Place a sheet of parchment paper into the bottom of a half-sheet pan. Set a second sheet of parchment paper or a silicone sheet next to the pan.
When making caramel, timing is important so measure out all ingredients and have them prepared ahead of time.
Melt the butter in a medium saucepan (minimum 2-quart size) over medium heat. Gently stir in the sugar, water, and corn syrup using a silicone spatula until the sugar has dissolved. Add the candy thermometer to the pan and increase the heat to high. Do not stir it at this point because the caramel can crystallize if it is agitated too much.
Cook the sugar mixture until it reaches 310°F/154°C on a candy thermometer. Stir in the baking soda and salt using a clean silicone spatula. Be very careful when adding the baking soda because it will cause the caramel to bubble up vigorously. Do not get burned!
Continue to cook the caramel until it reaches 320°F/160°C. This usually takes seconds, so don’t take your eyes off it.
Remove the pan from the heat and the candy thermometer from the pan (place it on a heat resistant surface). Quickly stir in the vanilla extract and chopped, toasted almonds.
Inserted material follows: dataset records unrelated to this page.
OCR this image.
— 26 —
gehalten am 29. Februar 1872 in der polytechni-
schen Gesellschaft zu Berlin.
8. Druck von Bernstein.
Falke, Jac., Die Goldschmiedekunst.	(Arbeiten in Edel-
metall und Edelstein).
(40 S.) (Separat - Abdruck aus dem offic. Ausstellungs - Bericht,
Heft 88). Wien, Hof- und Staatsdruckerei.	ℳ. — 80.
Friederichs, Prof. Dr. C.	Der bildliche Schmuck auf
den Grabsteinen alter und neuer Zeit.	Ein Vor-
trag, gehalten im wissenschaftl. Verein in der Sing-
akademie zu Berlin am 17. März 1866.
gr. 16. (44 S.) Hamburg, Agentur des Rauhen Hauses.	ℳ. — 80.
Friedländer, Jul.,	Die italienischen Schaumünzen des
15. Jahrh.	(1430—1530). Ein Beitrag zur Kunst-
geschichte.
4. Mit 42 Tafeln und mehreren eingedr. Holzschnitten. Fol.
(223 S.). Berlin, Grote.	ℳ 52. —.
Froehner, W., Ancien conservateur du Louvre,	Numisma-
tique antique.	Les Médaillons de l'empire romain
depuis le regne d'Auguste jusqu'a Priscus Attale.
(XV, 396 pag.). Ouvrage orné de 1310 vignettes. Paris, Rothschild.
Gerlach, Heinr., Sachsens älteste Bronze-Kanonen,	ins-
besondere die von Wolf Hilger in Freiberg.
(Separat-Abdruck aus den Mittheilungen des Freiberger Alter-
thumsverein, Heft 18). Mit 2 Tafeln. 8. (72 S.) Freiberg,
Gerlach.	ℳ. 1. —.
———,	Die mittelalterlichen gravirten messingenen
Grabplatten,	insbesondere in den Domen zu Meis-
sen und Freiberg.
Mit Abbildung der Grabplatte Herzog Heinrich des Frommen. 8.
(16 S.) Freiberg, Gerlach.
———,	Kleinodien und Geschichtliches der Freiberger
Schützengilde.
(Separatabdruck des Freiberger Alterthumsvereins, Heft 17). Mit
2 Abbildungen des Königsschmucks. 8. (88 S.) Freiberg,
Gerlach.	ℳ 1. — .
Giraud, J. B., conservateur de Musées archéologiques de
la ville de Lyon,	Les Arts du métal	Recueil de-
Quickly and carefully pour the toffee onto the prepared sheet pan. Use the spatula to roughly spread the toffee. Then, cover the toffee with the second sheet of parchment paper/silicone mat and use the rolling pin to smooth it out. Do not press too hard while rolling, because you can squeeze the toffee over the side of the parchment paper and burn your fingers. Allow the toffee to cool completely before removing the top sheet of parchment paper.